Modified Conjugate Quantum Natural Gradient
Mourad Halla
TL;DR
The paper tackles the challenge of efficiently optimizing variational quantum algorithms by introducing Modified Conjugate Quantum Natural Gradient (CQNG), an optimizer that blends the Quantum Natural Gradient with nonlinear conjugate-gradient ideas. CQNG adaptively selects both the step size $\alpha_t$ and the conjugate coefficient $\beta_t$ at each iteration, improving convergence over standard QNG while maintaining the same $O(m^2)$ metric-cost with a negligible $O(1)$ overhead. Through three experimental settings—two-qubit H2, the Heisenberg model, and molecular Hamiltonians (H4, H2O, C2)—CQNG demonstrates faster convergence and reduced quantum-resource usage, including earlier escape from cost plateaus. The results suggest CQNG as a practical, geometry-aware optimizer for VQAs with potential extensions to noisy circuits, stochastic information approaches, and time-dependent quantum optimization.
Abstract
The efficient optimization of variational quantum algorithms (VQAs) is critical for their successful application in quantum computing. The Quantum Natural Gradient (QNG) method, which leverages the geometry of quantum state space, has demonstrated improved convergence compared to standard gradient descent [Quantum 4, 269 (2020)]. In this work, we introduce the Modified Conjugate Quantum Natural Gradient (CQNG), an optimization algorithm that integrates QNG with principles from the nonlinear conjugate-gradient method. Unlike QNG, which employs a fixed learning rate, CQNG dynamically adjusts its hyperparameters at each step, enhancing both efficiency and flexibility.

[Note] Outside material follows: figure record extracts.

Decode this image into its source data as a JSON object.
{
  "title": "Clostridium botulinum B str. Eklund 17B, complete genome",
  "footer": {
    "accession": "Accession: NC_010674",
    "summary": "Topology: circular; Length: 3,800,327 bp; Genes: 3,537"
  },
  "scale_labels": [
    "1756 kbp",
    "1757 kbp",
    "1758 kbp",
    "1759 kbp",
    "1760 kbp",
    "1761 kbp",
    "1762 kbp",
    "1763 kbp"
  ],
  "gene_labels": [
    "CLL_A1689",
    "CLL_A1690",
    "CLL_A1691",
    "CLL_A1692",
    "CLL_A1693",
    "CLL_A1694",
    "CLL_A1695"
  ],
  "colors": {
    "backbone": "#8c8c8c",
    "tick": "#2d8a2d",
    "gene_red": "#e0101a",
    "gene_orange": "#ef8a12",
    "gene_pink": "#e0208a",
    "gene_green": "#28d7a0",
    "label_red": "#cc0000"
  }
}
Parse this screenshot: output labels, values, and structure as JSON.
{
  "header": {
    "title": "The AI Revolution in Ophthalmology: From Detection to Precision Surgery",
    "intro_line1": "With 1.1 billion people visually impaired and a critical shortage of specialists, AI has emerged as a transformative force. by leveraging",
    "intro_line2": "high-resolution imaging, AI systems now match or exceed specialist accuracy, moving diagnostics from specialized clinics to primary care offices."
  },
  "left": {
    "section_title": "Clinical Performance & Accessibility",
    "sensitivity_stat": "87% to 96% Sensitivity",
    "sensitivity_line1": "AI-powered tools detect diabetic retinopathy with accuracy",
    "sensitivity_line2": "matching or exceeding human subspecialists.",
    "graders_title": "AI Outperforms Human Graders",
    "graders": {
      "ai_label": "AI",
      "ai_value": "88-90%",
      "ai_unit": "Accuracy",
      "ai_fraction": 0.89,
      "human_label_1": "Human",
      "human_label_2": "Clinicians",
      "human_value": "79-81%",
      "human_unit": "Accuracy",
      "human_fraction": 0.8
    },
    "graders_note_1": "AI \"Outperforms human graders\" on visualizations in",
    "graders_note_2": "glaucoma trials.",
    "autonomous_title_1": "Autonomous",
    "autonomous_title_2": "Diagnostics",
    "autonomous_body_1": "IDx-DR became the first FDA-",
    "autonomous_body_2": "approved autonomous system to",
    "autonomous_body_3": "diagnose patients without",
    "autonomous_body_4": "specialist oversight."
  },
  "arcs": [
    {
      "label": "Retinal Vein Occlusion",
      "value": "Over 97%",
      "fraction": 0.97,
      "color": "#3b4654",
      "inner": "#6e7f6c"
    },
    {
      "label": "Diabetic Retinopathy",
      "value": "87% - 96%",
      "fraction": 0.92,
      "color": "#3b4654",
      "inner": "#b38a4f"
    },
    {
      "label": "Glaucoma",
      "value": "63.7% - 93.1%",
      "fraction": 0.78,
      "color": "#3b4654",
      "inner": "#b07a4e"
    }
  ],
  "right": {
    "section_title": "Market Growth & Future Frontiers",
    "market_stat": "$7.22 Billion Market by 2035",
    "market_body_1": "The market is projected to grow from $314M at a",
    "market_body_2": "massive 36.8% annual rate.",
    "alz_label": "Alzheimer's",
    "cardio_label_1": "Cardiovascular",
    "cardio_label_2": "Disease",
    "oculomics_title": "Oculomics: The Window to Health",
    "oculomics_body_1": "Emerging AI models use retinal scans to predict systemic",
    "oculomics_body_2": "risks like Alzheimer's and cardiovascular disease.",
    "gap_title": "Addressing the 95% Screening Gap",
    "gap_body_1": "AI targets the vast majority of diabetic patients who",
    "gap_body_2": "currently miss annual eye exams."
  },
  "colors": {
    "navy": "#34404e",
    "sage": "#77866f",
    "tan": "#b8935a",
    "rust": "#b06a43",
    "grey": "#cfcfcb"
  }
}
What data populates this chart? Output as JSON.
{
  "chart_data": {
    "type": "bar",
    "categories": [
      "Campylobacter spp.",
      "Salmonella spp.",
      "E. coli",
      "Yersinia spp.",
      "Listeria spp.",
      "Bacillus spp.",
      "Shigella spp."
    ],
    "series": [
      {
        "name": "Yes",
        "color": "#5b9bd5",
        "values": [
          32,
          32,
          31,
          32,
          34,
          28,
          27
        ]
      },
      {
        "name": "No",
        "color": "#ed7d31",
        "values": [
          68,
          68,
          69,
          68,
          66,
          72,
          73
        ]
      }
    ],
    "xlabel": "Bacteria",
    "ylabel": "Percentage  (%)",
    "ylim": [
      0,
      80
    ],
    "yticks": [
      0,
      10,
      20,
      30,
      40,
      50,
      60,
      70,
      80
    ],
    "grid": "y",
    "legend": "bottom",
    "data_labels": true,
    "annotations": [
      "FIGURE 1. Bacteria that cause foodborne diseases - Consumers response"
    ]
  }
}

Numerical simulations show that CQNG achieves faster convergence and reduces quantum-resource requirements compared to QNG across various optimization scenarios, even when strict conjugacy conditions are not fully satisfied--hence the term ``Modified Conjugate.'' These results highlight CQNG as a promising optimization technique for improving the performance of VQAs.